The blender shrieks again, and I whirl on the poor appliance like it insulted my boots. Ariel tosses me a look from down the bar, eyebrow raised in silent “ Are you okay ?”
I nod once. She doesn’t press. None of them do. The girls seem to be giving me space, maybe even waiting for me to divulge why I’ve been acting so on edge. But I keep it to myself, even at our post shift hangouts in their apartment.
How are you doing?
Are you eating enough?
You look like shit —that one, courtesy of Snow.
The questions are careful, concerned, and though I want to spill my guts, I shove it all down deep. I give noncommittal answers and keep claiming that culture shock is a hell of a thing. I don’t think they believe me though.

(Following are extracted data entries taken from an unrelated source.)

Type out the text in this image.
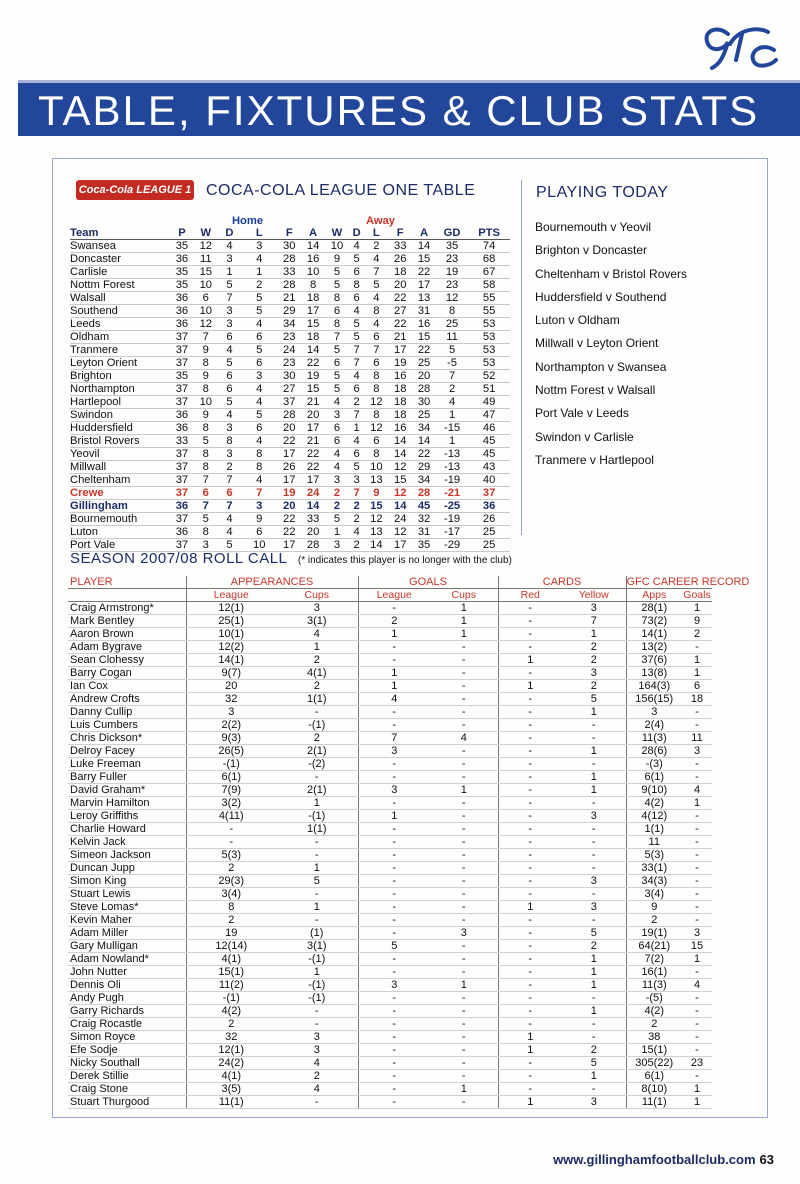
TABLE, FIXTURES & CLUB STATS
Coca-Cola LEAGUE 1 COCA-COLA LEAGUE ONE TABLE
			Home					Away					
Team	P	W	D	L	F	A	W	D	L	F	A	GD	PTS
Swansea	35	12	4	3	30	14	10	4	2	33	14	35	74
Doncaster	36	11	3	4	28	16	9	5	4	26	15	23	68
Carlisle	35	15	1	1	33	10	5	6	7	18	22	19	67
Nottm Forest	35	10	5	2	28	8	5	8	5	20	17	23	58
Walsall	36	6	7	5	21	18	8	6	4	22	13	12	55
Southend	36	10	3	5	29	17	6	4	8	27	31	8	55
Leeds	36	12	3	4	34	15	8	5	4	22	16	25	53
Oldham	37	7	6	6	23	18	7	5	6	21	15	11	53
Tranmere	37	9	4	5	24	14	5	7	7	17	22	5	53
Leyton Orient	37	8	5	6	23	22	6	7	6	19	25	-5	53
Brighton	35	9	6	3	30	19	5	4	8	16	20	7	52
Northampton	37	8	6	4	27	15	5	6	8	18	28	2	51
Hartlepool	37	10	5	4	37	21	4	2	12	18	30	4	49
Swindon	36	9	4	5	28	20	3	7	8	18	25	1	47
Huddersfield	36	8	3	6	20	17	6	1	12	16	34	-15	46
Bristol Rovers	33	5	8	4	22	21	6	4	6	14	14	1	45
Yeovil	37	8	3	8	17	22	4	6	8	14	22	-13	45
Millwall	37	8	2	8	26	22	4	5	10	12	29	-13	43
Cheltenham	37	7	7	4	17	17	3	3	13	15	34	-19	40
Crewe	37	6	6	7	19	24	2	7	9	12	28	-21	37
Gillingham	36	7	7	3	20	14	2	2	15	14	45	-25	36
Bournemouth	37	5	4	9	22	33	5	2	12	24	32	-19	26
Luton	36	8	4	6	22	20	1	4	13	12	31	-17	25
Port Vale	37	3	5	10	17	28	3	2	14	17	35	-29	25
PLAYING TODAY
Bournemouth v Yeovil
Brighton v Doncaster
Cheltenham v Bristol Rovers
Huddersfield v Southend
Luton v Oldham
Millwall v Leyton Orient
Northampton v Swansea
Nottm Forest v Walsall
Port Vale v Leeds
Swindon v Carlisle
Tranmere v Hartlepool
SEASON 2007/08 ROLL CALL (* indicates this player is no longer with the club)
PLAYER	APPEARANCES		GOALS		CARDS		GFC CAREER RECORD	
	League	Cups	League	Cups	Red	Yellow	Apps	Goals
Craig Armstrong*	12(1)	3	-	1	-	3	28(1)	1
Mark Bentley	25(1)	3(1)	2	1	-	7	73(2)	9
Aaron Brown	10(1)	4	1	1	-	1	14(1)	2
Adam Bygrave	12(2)	1	-	-	-	2	13(2)	-
Sean Clohessy	14(1)	2	-	-	1	2	37(6)	1
Barry Cogan	9(7)	4(1)	1	-	-	3	13(8)	1
Ian Cox	20	2	1	-	1	2	164(3)	6
Andrew Crofts	32	1(1)	4	-	-	5	156(15)	18
Danny Cullip	3	-	-	-	-	1	3	-
Luis Cumbers	2(2)	-(1)	-	-	-	-	2(4)	-
Chris Dickson*	9(3)	2	7	4	-	-	11(3)	11
Delroy Facey	26(5)	2(1)	3	-	-	1	28(6)	3
Luke Freeman	-(1)	-(2)	-	-	-	-	-(3)	-
Barry Fuller	6(1)	-	-	-	-	1	6(1)	-
David Graham*	7(9)	2(1)	3	1	-	1	9(10)	4
Marvin Hamilton	3(2)	1	-	-	-	-	4(2)	1
Leroy Griffiths	4(11)	-(1)	1	-	-	3	4(12)	-
Charlie Howard	-	1(1)	-	-	-	-	1(1)	-
Kelvin Jack	-	-	-	-	-	-	11	-
Simeon Jackson	5(3)	-	-	-	-	-	5(3)	-
Duncan Jupp	2	1	-	-	-	-	33(1)	-
Simon King	29(3)	5	-	-	-	3	34(3)	-
Stuart Lewis	3(4)	-	-	-	-	-	3(4)	-
Steve Lomas*	8	1	-	-	1	3	9	-
Kevin Maher	2	-	-	-	-	-	2	-
Adam Miller	19	(1)	-	3	-	5	19(1)	3
Gary Mulligan	12(14)	3(1)	5	-	-	2	64(21)	15
Adam Nowland*	4(1)	-(1)	-	-	-	1	7(2)	1
John Nutter	15(1)	1	-	-	-	1	16(1)	-
Dennis Oli	11(2)	-(1)	3	1	-	1	11(3)	4
Andy Pugh	-(1)	-(1)	-	-	-	-	-(5)	-
Garry Richards	4(2)	-	-	-	-	1	4(2)	-
Craig Rocastle	2	-	-	-	-	-	2	-
Simon Royce	32	3	-	-	1	-	38	-
Efe Sodje	12(1)	3	-	-	1	2	15(1)	-
Nicky Southall	24(2)	4	-	-	-	5	305(22)	23
Derek Stillie	4(1)	2	-	-	-	1	6(1)	-
Craig Stone	3(5)	4	-	1	-	-	8(10)	1
Stuart Thurgood	11(1)	-	-	-	1	3	11(1)	1
www.gillinghamfootballclub.com 63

I thought I’d be afraid when Mal came back. I thought I’d curl inward, collapse like I used to when I was little, and the curse burned too hot inside me, and no one knew how to help.
But I’m not scared now.
I’m angry.
So. Fucking. Angry.
She took my past. My future. My body. My choices. Turned me into a living curse and disappeared like a ghost, leaving me with death on my lips and guilt permanently lodged between my ribs.
And now she’s sending assassins to finish the job?
No .
She doesn’t get to choose how my story ends.
I grab another glass, fill it with ice, and slam the shaker lid on harder than necessary. The metal stings my palm. The rhythm of pouring and mixing helps keep the fury in check, but just barely.
This is my life now. Messy. Loud. Mine.
She can’t have it.
“Cinder. Kai.” Snow literally vaults over the counter to get to the two people approaching.
An Asian woman with dark purple lipstick, and jet-black hair pulled into two ponytails framing her sharp cut bangs.
The former Lost Girl has the expression of someone who has lived the goth lifestyle since emerging from the womb and has never smiled in her life.
Snow slows to give the woman she called Cinder a fist pump before turning to the taller, lean man next to her. Unlike his companion, he folds himself over to envelop Snow in a warm hug, sporting a devilish grin that stretches ear to ear.
I jolt when I register the fangs of a Midnight Fae.
Blood drinker. Vampire .
Alarm shoots through me, but no one else seems to be panicking.
“Steady,” a low voice says from nearby. I forgot Talon was right beside me for a moment.
He’s right to tell me to keep calm. No one else seems surprised this Kai person is here, and judging by Cinder’s pallor, she’s likely to be a vampire too. Or just...very goth.